Pemerintah telah menetapkan target untuk menempatkan Vietnam di 3 besar Asia Tenggara dan 50 besar dunia dalam penelitian AI pada tahun 2030. Perusahaan teknologi domestik secara proaktif berinvestasi besar-besaran dengan pandangan bahwa “menguasai infrastruktur AI bukan hanya soal bisnis”.
Sebagai contoh, Viettel saat ini mengoperasikan 15 pusat data, berinvestasi dalam sistem GPU terkemuka seperti Nvidia DGX SuperPOD, dan membangun ekosistem produk "Buatan Vietnam" yang melayani puluhan juta pengguna.
Bisnis-bisnis di Vietnam juga secara proaktif menerapkan Agen AI secara intensif untuk mengubah cara mereka beroperasi. Menurut pimpinan FPT Smart Cloud, lebih dari 1.500 Agen AI telah membantu mengotomatisasi 46% beban kerja pusat layanan pelanggan, meningkatkan pendapatan melalui saluran telemarketing sebesar 20%, dan memproses lebih dari 400 juta set dokumen setiap tahun dengan akurasi lebih dari 95%.
Bapak Le Hong Viet menekankan bahwa Vietnam membutuhkan strategi untuk “membangun AI yang berdaulat” agar tidak hanya mengejar ketertinggalan tetapi juga memimpin kawasan ASEAN. Peta jalan yang diusulkan untuk tahun 2025-2030 mencakup tiga tahap: mempersiapkan fondasi, memperluas penerapan, dan bertujuan untuk memimpin kawasan, dengan fokus pada empat pilar utama: manusia, infrastruktur digital, produk, dan ekosistem.

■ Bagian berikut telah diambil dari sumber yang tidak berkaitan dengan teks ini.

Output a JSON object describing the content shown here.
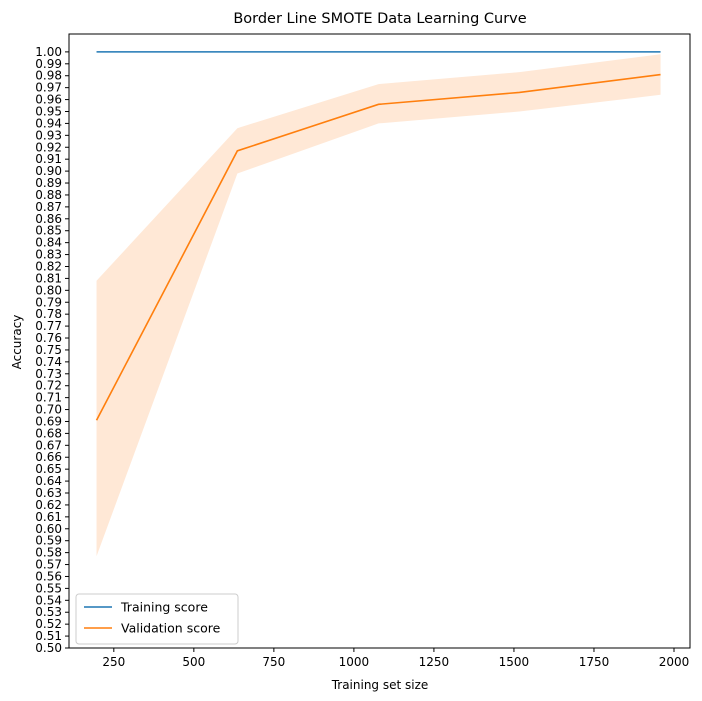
{
  "chart_data": {
    "type": "line",
    "title": "Border Line SMOTE Data Learning Curve",
    "xlabel": "Training set size",
    "ylabel": "Accuracy",
    "xlim": [
      110,
      2050
    ],
    "ylim": [
      0.5,
      1.015
    ],
    "xticks": [
      250,
      500,
      750,
      1000,
      1250,
      1500,
      1750,
      2000
    ],
    "yticks_start": 0.5,
    "yticks_end": 1.0,
    "yticks_step": 0.01,
    "x": [
      196,
      636,
      1077,
      1517,
      1958
    ],
    "series": [
      {
        "name": "Training score",
        "color": "#1f77b4",
        "values": [
          1.0,
          1.0,
          1.0,
          1.0,
          1.0
        ],
        "std_lower": [
          1.0,
          1.0,
          1.0,
          1.0,
          1.0
        ],
        "std_upper": [
          1.0,
          1.0,
          1.0,
          1.0,
          1.0
        ]
      },
      {
        "name": "Validation score",
        "color": "#ff7f0e",
        "values": [
          0.691,
          0.917,
          0.956,
          0.966,
          0.981
        ],
        "std_lower": [
          0.577,
          0.898,
          0.94,
          0.95,
          0.964
        ],
        "std_upper": [
          0.808,
          0.936,
          0.973,
          0.983,
          0.998
        ]
      }
    ],
    "band_color": "#ffe8d6",
    "legend_position": "lower-left",
    "grid": false
  }
}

Para ahli sepakat bahwa kesulitan infrastruktur adalah pendorong utama bagi Vietnam untuk menemukan jalannya sendiri: memanfaatkan biaya yang kompetitif, tenaga kerja teknologi muda yang besar, dan dukungan proaktif dari Negara. Jika Vietnam terus menerapkan strategi investasi yang sistematis, negara ini dapat mempersempit kesenjangan dengan negara-negara besar dan muncul sebagai pusat AI yang sedang berkembang di kawasan ini.